Pour en savoir plus sur le calcul de l’IPH-1 et de l’IPH-2, veuillez vous reporter au document intitulé
Fiche technique 1 : Calcul des indicateurs du développement humain RMDH 2007/2008 [411 KB].
À attirer l’attention sur les personnes les plus démunies et les privations en matière de capacités humaines fondamentales dans un pays, et non sur les réalisations moyennes au niveau national. L’indicateur de la pauvreté humaine s’intéresse directement au nombre de personnes vivant dans la privation et dresse un tableau très différent des réalisations moyennes au niveau national. Il réoriente également le débat sur la pauvreté autour d’autres facteurs que la seule absence de revenus.

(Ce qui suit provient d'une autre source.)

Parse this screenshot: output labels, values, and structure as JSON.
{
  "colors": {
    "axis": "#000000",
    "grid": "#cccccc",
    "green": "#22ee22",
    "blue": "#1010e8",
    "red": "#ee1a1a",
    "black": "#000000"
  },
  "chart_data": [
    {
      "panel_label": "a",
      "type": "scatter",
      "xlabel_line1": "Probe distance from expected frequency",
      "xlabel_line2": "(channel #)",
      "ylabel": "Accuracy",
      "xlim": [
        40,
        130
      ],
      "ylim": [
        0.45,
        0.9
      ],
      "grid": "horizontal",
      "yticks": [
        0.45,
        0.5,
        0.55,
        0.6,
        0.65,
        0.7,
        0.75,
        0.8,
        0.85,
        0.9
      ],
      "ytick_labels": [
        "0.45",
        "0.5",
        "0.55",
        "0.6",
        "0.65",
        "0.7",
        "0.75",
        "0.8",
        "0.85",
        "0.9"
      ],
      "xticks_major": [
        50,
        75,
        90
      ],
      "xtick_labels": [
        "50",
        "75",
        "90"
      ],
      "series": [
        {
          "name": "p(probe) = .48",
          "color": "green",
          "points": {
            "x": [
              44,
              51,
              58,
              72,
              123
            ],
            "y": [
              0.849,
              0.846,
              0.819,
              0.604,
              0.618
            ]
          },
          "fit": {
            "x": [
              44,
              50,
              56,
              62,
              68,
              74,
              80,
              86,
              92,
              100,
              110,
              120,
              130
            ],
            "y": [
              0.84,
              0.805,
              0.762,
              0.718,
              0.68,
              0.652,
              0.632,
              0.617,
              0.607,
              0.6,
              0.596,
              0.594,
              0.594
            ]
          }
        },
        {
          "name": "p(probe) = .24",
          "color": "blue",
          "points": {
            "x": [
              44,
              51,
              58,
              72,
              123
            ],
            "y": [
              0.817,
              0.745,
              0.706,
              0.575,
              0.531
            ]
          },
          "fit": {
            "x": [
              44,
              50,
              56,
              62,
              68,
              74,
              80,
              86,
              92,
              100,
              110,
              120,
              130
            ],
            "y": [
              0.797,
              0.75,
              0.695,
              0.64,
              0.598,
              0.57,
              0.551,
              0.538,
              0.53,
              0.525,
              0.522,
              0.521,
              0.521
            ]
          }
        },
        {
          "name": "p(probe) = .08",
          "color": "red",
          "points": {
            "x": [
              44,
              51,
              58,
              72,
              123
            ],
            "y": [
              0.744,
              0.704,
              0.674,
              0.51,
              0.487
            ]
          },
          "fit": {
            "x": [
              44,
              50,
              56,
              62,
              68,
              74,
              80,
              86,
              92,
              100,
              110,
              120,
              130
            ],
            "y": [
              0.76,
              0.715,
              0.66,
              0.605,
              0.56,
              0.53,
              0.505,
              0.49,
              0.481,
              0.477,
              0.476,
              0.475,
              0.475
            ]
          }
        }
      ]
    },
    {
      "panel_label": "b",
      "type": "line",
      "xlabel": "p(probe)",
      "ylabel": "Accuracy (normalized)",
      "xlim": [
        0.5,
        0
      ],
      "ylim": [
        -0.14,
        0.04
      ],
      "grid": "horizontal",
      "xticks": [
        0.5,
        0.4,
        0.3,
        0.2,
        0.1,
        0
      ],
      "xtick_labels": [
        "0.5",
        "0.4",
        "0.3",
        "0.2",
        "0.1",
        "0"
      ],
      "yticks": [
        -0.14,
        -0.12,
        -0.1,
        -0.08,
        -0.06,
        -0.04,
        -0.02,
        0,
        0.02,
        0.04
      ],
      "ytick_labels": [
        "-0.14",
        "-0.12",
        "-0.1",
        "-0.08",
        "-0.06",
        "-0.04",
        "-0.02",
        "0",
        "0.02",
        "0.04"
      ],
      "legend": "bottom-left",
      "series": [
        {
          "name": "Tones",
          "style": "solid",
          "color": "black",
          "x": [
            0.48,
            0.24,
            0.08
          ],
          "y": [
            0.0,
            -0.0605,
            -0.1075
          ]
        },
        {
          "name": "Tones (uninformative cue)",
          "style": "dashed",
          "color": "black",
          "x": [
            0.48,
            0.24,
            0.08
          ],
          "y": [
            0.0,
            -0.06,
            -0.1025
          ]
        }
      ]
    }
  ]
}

À faire savoir que la pauvreté humaine existe dans tous les pays, qu’ils soient riches ou pauvres. Un revenu élevé par habitant ne signifie pas obligatoirement qu’un pays ne connaît pas la pauvreté. Même les pays les plus riches ne sont pas à l’abri de la pauvreté humaine. Le dernier indice de pauvreté humaine pour les pays de l'OCDE (IPH-2) montre que les niveaux de pauvreté humaine d'un pays comme les États-Unis - dont le revenu par personne est parmi les 5 premiers dans la catégorie - soit le double de la celui de la Suède, un pays pour qui le revenu par personne représente seulement 80 pourcent celui des États-Unis
À orienter les politiques nationales de réduction de la pauvreté. De nombreux rapports nationaux sur le développement humain ventilent maintenant l’IPH par régions ou autres groupes socioéconomiques afin d’identifier les domaines ou les groupes sociaux qui, dans un pays, sont les plus touchés en termes de pauvreté humaine. Les résultats peuvent être spectaculaires, soulevant ainsi des débats nationaux et permettant de reformuler les politiques.
Le manque de données est une contrainte particulière du suivi de l’inégalité entre les sexes et de la pauvreté. Dans le RDH 2007/2008, la couverture de l’IDH est limitée à 157 pays, celle de l’IPF à 93 pays, celle de l’IPH-1 à 108 pays en développement et celle de l’IPH-2 à 19 pays de l’OCDE à revenu élevé (voir également « Pourquoi l'IDH n'est-il pas compilé pour tous les pays membres des Nations Unies ?»).